I think that this swirling darkness within him was one of th' things that caused him to like Groundhog's Day so very much. Indeed, GHD ranked for Doc higher than Christmas or Halloween or even his own birthday. These days, joyful and colourful and full of noise and energy and expectation, can nonetheless be hard on a body. I think th' ACTUAL darkness of th' world outside, with daylight being reduced to 3 hours a day and th' sun setting before th' end of business hours, was especially hard on him. By th' time Groundhog's Day came around, we were just edging past Th' Bleak Midwinter and Spring would be round th' corner, regardless of what Punxawny Phil had to say (have you e'er noticed that almost exactly 6 weeks after February 2nd it's th' Spring Equinox, one way or another?) Doc was a tough ol' bird, an outdoorsman who didn't mind snow or wet or mud or heat, but once th' Xmas decorations have been boxed up, th' halls un-decked and th' fa-la-las are all gone, we're ALL sick to death of cold, snow and winter. I think even die-hard skiers are sick of it. To have made it to Groundhog's Day-- Candlemas, in the so-called "high churches", when it was traditional to bless all th' candles th' church would use during th' coming year, absolutely symbols of Light-- meant that th' worst was behind you.

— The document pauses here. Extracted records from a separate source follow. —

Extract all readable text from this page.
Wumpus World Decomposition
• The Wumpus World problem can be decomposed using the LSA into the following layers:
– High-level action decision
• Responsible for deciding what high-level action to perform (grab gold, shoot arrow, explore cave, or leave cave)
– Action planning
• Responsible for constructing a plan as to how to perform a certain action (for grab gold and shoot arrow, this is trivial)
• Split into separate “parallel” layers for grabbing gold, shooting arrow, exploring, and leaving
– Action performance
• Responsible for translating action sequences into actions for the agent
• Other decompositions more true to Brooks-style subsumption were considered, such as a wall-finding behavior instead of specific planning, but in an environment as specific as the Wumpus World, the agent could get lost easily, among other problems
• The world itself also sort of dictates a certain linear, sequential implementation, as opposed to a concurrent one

I remembered just today standing with Doc outside on a GHD of old, possibly even in 2014, his last one here on earth with us. He was standing and looking off into th' middle distance where th' sun was setting and th' sky was ablaze with crepuscular pinks and yellows and reds. "Thank God it's still light out after 5:30," he said, and I think he actually MEANT it: I think he was actually thanking God for more sun and not merely being hyperbolic.
So, to Doc, perhaps th' lone lover of Groundhog's Day, I raise a glass and recite a poem. Doc, you are always in our hearts.